Primiani v. Federal Insurance

RAWLINSON, Circuit Judge, dissenting.

I respectfully dissent. In my view, the allegations of the Third Amended Complaint (Complaint) were stretched almost beyond recognition by the majority to preserve the semblance of a covered claim.

I agree, with the majority that the Complaint is the appropriate starting point for determining an insurer’s duty to defend. See Pension Trust Fund v. Fed. Ins. Co., 307 F.3d 944, 949 (9th Cir.2002). However, I disagree that the allegations of the Complaint in this case trigger that duty.

The Plaintiffs in this case seek insurance coverage for the tort of disparagement. The pivotal inquiry in resolving the coverage issue is whether the Plaintiffs were acting within the scope of their duties as employees of myCFO when the disparaging statements were made. I part company with the majority because I do not read the Complaint as supporting the conclusion that the Plaintiffs were acting within the scope of their duties as employees of myCFO. Rather, I read the allegations of the Complaint as asserting loudly and clearly that Plaintiffs were in no wise acting for the benefit of myCFO when they uttered the disparaging remarks.

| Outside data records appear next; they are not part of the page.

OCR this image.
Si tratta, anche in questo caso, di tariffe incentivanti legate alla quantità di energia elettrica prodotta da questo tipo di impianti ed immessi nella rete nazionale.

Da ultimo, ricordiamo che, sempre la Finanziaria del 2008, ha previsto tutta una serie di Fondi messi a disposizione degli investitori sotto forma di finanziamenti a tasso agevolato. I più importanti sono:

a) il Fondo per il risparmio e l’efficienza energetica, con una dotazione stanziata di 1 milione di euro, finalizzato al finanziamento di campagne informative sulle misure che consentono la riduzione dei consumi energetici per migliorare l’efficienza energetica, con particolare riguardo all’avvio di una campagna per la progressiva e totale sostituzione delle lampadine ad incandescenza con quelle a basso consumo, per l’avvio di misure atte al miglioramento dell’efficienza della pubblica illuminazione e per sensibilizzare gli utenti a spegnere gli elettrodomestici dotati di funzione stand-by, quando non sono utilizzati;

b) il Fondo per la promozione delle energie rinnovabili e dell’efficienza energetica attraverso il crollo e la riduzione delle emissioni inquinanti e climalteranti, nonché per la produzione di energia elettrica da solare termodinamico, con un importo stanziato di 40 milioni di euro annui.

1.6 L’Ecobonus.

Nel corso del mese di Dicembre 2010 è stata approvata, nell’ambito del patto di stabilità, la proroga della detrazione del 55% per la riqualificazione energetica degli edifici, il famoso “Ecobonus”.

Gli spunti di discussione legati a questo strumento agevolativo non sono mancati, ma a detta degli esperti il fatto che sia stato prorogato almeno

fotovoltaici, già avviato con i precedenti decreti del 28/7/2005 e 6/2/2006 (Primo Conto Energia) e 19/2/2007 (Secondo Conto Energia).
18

In a nineteen-page Complaint, the majority relies on a mere eight lines to sup*906port its conclusion that the Plaintiffs were acting for the benefit of myCFO when they disparaged the successor company to myCFO.

In deciding whether a duty to defend exists, we must consider the Complaint in its entirety. Buena Vista Mines, Inc. v. Indus. Indent. Co., 87 Cal.App.4th 482, 488, 104 Cal.Rptr.2d 557 (2001). Doing so compels the conclusion that the Plaintiffs were not acting for the benefit of myCFO. Rather, the Complaint asserts a systematic effort by the Plaintiffs to siphon myCFO’s clients for the benefit of a competing company formed by the Plaintiffs. The allegations in the Complaint, including those linked to the disparagement claim, echo that theme, which is the antithesis of acting for the benefit of myCFO. See Milazo v. Gulf Ins. Co., 224 Cal.App.3d 1528, 1539, 274 Cal.Rptr. 632 (1990) (“To hold that a partner could be covered under a partnership general liability policy for his acts against the very business organization that gives him his status as an insured person would turn the concept of partnership coverage on its head____ [W]hen a partner acts to misappropriate a partnership asset, interest or economic opportunity ... he cannot, as a matter of law, be deemed to be acting in his capacity as a partner ...”). (emphasis in the original); see also Lomes v. Hartford Fin. Srvs. Grp., 88 Cal.App.4th 127, 134, 105 Cal. Rptr.2d 471 (applying Milazo in a corporation setting).

We should not be lured into concluding otherwise by the Plaintiffs’ newly-minted and farfetched argument that they were duty-bound to disparage myCFO to obtain client consent forms permitting myCFO to continue servicing the clients’ accounts. What client would sign a consent form after being told that myCFO would be unable to continue to perform satisfactorily? If the Plaintiffs disparaged myCFO, one would be hard-pressed to say that it was for the benefit of myCFO. In relying on Plaintiffs’ after-the-fact explanation, the majority opinion fails to focus on the allegations of the Complaint. See Lomes at 132, 105 Cal.Rptr.2d 471 (explaining that the court must “comparte] the allegations of the complaint with the terms of the policy”) (citation omitted); see also Pension Trust Fund, 307 F.3d at 949.

Because I conclude that the Plaintiffs were not acting for the benefit of myCFO when they disparaged myCFO, I would affirm the district court’s ruling in favor of the insurers.